Il y a de très grandes étendues de nuages gris noir prêts à exploser. Les thermiques ne
sont pas faciles à trouver. Par contre, quand on les a centrés, ils sont très puissants et
vigoureux avec des bases à 3500m. Pendant ce vol, j’ai parcouru 85 km en prenant de
temps à autre quelques grosses gouttes d’eau, sans trouver de thermiques, et en
passant de 3500 m à 1800 m (150 m sol dans cette partie de la région) avant de
retrouver une ascendance de 0.8m/s qui évolue de 4,5m jusqu’à 3500m.
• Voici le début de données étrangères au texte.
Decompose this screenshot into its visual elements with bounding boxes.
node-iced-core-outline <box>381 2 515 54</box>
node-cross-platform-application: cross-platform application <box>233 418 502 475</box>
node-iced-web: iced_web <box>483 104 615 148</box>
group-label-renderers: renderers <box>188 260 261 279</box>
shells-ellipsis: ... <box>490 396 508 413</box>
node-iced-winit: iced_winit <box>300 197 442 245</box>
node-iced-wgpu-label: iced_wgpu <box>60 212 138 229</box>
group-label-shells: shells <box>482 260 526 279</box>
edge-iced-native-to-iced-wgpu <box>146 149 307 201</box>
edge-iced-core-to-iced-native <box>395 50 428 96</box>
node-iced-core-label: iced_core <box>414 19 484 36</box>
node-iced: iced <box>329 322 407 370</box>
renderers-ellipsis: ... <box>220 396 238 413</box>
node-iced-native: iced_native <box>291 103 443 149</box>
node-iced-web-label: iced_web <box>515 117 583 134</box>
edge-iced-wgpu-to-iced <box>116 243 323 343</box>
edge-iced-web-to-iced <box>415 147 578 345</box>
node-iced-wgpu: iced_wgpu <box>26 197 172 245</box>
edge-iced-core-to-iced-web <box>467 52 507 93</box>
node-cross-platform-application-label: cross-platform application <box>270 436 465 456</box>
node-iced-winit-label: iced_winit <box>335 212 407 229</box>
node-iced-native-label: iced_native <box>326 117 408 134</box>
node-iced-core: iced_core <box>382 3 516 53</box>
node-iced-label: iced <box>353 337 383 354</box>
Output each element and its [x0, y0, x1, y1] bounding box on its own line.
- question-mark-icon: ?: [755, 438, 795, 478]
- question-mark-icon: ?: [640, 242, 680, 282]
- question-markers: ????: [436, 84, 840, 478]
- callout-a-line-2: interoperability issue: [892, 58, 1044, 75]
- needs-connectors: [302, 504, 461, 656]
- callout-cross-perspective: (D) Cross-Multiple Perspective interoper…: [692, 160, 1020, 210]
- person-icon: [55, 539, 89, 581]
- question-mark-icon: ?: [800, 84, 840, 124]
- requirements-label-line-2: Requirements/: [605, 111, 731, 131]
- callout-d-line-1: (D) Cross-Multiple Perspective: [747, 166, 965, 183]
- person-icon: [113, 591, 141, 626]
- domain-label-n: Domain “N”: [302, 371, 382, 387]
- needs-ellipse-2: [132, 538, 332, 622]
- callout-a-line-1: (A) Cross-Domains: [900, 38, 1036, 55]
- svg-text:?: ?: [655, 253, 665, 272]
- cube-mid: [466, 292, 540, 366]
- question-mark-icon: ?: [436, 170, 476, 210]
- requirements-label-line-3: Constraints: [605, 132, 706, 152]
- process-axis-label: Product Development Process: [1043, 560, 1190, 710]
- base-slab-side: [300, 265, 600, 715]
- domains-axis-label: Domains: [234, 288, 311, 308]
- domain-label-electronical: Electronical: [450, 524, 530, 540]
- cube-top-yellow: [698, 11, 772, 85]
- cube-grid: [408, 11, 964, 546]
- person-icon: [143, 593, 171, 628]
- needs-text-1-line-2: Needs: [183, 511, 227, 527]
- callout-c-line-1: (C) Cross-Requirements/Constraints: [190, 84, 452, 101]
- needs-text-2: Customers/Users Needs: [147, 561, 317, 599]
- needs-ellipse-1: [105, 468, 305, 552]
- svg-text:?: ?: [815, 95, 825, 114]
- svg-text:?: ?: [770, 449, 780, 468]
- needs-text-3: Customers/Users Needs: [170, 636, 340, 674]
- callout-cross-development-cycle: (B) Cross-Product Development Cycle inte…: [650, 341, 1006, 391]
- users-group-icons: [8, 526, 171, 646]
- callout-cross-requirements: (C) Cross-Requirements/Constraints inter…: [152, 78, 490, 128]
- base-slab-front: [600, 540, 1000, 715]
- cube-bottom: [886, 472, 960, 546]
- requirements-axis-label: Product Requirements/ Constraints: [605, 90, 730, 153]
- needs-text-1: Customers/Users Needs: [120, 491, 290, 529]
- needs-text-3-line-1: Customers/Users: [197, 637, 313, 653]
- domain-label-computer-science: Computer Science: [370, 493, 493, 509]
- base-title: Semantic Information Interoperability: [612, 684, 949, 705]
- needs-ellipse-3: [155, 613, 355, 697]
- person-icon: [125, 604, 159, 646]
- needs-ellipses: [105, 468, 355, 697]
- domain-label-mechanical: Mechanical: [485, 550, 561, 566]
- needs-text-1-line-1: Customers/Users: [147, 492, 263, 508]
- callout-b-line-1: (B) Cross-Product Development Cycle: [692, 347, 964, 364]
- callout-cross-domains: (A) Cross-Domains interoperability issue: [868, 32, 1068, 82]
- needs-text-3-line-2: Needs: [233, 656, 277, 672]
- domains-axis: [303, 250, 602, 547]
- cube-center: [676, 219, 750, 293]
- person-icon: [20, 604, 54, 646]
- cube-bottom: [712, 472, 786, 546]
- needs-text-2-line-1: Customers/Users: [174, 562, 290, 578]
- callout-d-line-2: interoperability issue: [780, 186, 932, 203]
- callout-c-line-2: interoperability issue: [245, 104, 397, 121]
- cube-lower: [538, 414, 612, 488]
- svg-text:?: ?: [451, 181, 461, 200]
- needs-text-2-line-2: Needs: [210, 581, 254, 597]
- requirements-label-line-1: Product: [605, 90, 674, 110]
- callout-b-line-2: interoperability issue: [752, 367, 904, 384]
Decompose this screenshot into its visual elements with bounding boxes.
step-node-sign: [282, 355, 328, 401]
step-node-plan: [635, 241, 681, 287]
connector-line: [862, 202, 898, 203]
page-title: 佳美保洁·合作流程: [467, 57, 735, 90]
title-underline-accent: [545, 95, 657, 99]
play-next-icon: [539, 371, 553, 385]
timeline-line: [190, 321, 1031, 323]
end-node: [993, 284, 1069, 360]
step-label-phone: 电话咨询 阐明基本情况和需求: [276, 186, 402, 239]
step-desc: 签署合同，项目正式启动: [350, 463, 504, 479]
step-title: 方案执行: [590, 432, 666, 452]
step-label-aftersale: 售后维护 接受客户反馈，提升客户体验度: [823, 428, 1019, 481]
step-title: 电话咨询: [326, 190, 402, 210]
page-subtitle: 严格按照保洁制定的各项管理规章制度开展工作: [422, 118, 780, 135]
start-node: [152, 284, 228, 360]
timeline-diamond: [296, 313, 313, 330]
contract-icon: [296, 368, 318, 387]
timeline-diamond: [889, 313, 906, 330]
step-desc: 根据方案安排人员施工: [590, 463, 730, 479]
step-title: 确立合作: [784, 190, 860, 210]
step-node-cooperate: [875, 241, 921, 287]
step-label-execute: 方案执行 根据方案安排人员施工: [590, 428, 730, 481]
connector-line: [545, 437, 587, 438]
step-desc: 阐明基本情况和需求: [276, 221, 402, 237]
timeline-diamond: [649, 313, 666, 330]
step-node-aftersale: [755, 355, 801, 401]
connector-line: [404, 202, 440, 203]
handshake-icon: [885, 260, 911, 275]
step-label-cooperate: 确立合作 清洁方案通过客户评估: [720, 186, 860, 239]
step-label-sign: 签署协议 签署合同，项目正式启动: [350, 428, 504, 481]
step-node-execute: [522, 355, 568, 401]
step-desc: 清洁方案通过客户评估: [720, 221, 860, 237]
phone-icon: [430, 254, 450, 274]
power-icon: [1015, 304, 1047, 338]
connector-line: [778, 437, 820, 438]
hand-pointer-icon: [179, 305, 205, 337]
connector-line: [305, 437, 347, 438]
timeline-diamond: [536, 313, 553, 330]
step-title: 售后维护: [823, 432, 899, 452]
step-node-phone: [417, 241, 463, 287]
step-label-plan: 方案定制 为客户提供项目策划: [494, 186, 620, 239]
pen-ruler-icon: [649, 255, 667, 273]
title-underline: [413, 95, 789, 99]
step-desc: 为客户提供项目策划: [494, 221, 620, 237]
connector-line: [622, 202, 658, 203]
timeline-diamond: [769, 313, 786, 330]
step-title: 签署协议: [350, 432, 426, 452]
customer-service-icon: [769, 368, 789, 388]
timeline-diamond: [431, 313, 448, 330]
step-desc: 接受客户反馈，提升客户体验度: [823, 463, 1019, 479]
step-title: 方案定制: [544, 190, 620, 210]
Edi est avec
moi, mais il lui a manqué quelques mètres pour raccrocher. Je termine au 9ème rang
et c’est mon meilleur résultat journalier de cette compétition.
31 décembre
Le ciel est bleu et la météo prévoit une forte stabilité. Les libres sont remorqués et se
maintiennent en l’air avec difficulté pendant presque 2h avant que le chef de concours
Brian Spreckley neutralise la journée pour le plus grand bonheur des nouveaux
champions du monde que sont Laurent Aboulin (France) en Standard, Werner Meuser
(Allemagne) en 15 m et Brian Goudrian (Afrique du Sud) en grande plume.
Notre équipe suisse obtient les résultats suivants :
Grande plume :
15 m
Standard
Daniel Schmidt avec Keller
Ruedi Schild
Philippe Progin
Edi Inäbnit
10ème
14ème
20ème
27ème
Un grand merci à Pierre-Alain pour son aide précieuse et à vous tous pour votre soutien.